(CNN)The man accused of threatening to shoot up a Jewish community center in Youngstown, Ohio, once appeared in a documentary on the Unite the Right rally, where he acknowledged being a white nationalist, police say.
Man accused of threatening an Ohio Jewish center declared himself a white nationalist in a documentary, police say
New Middletown Police Chief Vincent D'Egidio confirmed it is James Reardon, then 18, who appears in the 2017 National Geographic documentary about the Unite the Right Rally in Charlottesville, Virginia. The chief has known Reardon since he was younger and recognized his face, he said.
In the documentary, Reardon tells an interviewer that he doesn't consider himself a neo-Nazi, but he is a white nationalist and a member of the alt-right.
"I want a homeland for white people, and I think every race should have a homeland," Reardon said.
He went on to say there's a "demographic decline" going on not only in the US, but in Europe as well.
"We need someplace that can be a white homeland or we will be bred out," he said.
Reardon, now 20, was booked into the Mahoning County Jail on Saturday on one count of telecommunications harassment and one count of aggravated menacing, according to online jail records.

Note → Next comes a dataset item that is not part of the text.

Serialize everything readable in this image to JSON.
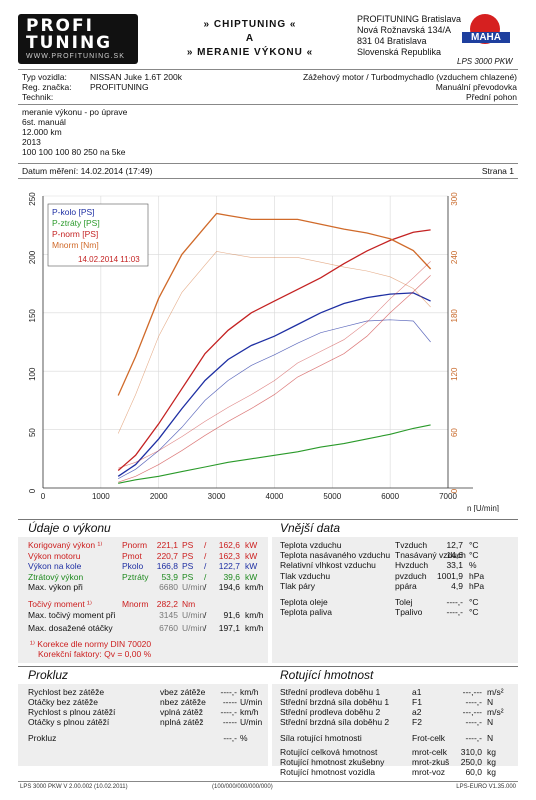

The arrest came, police said, after an Instagram account belonging to Reardon featured a video of a man firing a gun. Screams and sirens can be heard in the background of the video.
The post tagged the Jewish Community Center of Youngstown, D'Egidio said. Youngstown is about 13 miles north of New Middletown.
The post was accompanied by a caption that read, "Police identified the Youngstown Jewish Family Community shooter as local white nationalist Seamus O'Rearedon," said Andy Lipkin, executive vice president of the Youngstown Area Jewish Federation. Seamus O'Rearedon is a Gaelic version of Reardon's name.
After the post was brought to their attention, authorities looked at the rest of the posts on the account and discovered images of Reardon or someone else shooting guns, along with anti-Semitic comments and white nationalist content, D'Egidio said. New Middletown police then contacted their Youngstown counterparts and the FBI.
"For a town of 1,700 people, this was a pretty intense situation," he said.
Public records indicated Reardon owned weapons, the police chief said, and they executed a search warrant at his home around 10:30 p.m. Friday.
Reardon's mother answered the door, and he arrived about 20 minutes after the search had begun, D'Egidio said. Police found a cache of weapons and ammunition, the chief said.
Reardon was arrested and taken to the county jail. His bail was set at $250,000, and a judge said Monday that if Reardon makes bail or bond, he will be subject to house arrest with no work privileges. He must also consent to random searches of his home and computers, undergo drug tests, refrain from using social media and stay at least 500 feet away from any Jewish centers or places of worship.
The judge also ordered a psychological evaluation for Reardon and set the next court date for September 13.
The Youngstown Area Jewish Federation said it had arranged for extra security at the community center and area synagogues.